Две ипостаси — Мысль и Страда — по Пушкину, краеугольные камни духовной опоры Поэзии, без коих не может состояться крупный Поэт.
Удивительное — почти сакральное! — совпадение: страда Поэта и страда Крестьянина — это их общая причастность к Делу. И отличие между ними только в том, что у Крестьянина страда — дело сезонное. Поэт же не знает сезонных работ, ибо он каждое мгновение живёт в Слове и понимает, что выйти из Слова — значит выйти из судьбы, чего он не может позволить себе ни при каких обстоятельствах.
Не выходят из Слова поэт-космист Юрий Богданов, поэт-философ Эдуард Балашов, поэт сакрального откровения Лев Котюков и, словно окармляющий их небесным светом души, поэт Иван Переверзин.

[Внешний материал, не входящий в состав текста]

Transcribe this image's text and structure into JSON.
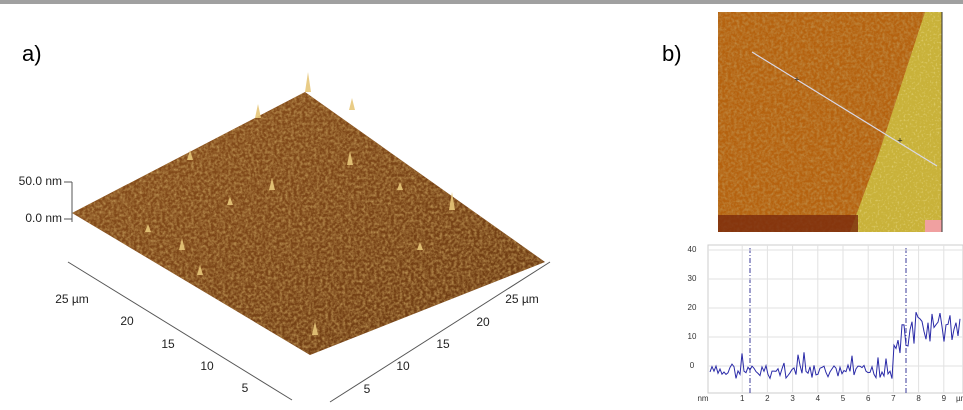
{
  "panel_a": {
    "label": "a)",
    "z_axis": {
      "ticks": [
        "50.0 nm",
        "0.0 nm"
      ]
    },
    "left_axis": {
      "ticks": [
        "25 µm",
        20,
        15,
        10,
        5
      ]
    },
    "right_axis": {
      "ticks": [
        "25 µm",
        20,
        15,
        10,
        5
      ]
    }
  },
  "panel_b": {
    "label": "b)",
    "profile": {
      "y_ticks": [
        40,
        30,
        20,
        10,
        0
      ],
      "x_unit": "nm",
      "x_ticks": [
        1,
        2,
        3,
        4,
        5,
        6,
        7,
        8,
        9
      ],
      "x_end": "µm"
    }
  }
}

Юрий Богданов возродил в восьмидесятые годы прошлого века сонет, который поcле блестящих поэтов Серебряного века В. Брюсова, И. Анненского К. Бальмонта, И. Северянина и других, давших сонету новую жизнь, в нашей поэзии практически сошёл на нет.
Юрий Богданов возродил сонет, а венцом над ним воссиял венок сонетов «Осенняя мелодия», написанный в эти же годы безвременно ушедшим из жизни Леонидом Бородиным.
Юрий Богданов, восходя мыслью в Космос, использует сонет как поэтическую форму, которая позволяет пробиться мыслью в глубины Мироздания:
Проходит всё: и радость, и печаль,
Восторг открытья, детства первозданность.
И вновь манят в неведомую даль
Снега вершин и звёздная туманность.
Зажмёт в груди: минут мелькнувших жаль,
Но время — нами созданная данность:
Мгновенна жизнь… Галактики спираль —
Загадок неразгаданная странность.
Ядро разъять и миг остановить
Стремимся мы рассудочно, беспечно?
Но вот сейчас: быть свету иль не быть?
Хоть житие безумно скоротечно,
Потомкам славным завещая вечность,
Хотел бы с ними бесконечно жить?
В этом вопросе сквозит нетерпеливое желание индивидуального бессмертия, о чём мечтали русские космисты от Циолковского и Манеева до Владимира Соловьёва и Василия Купревича.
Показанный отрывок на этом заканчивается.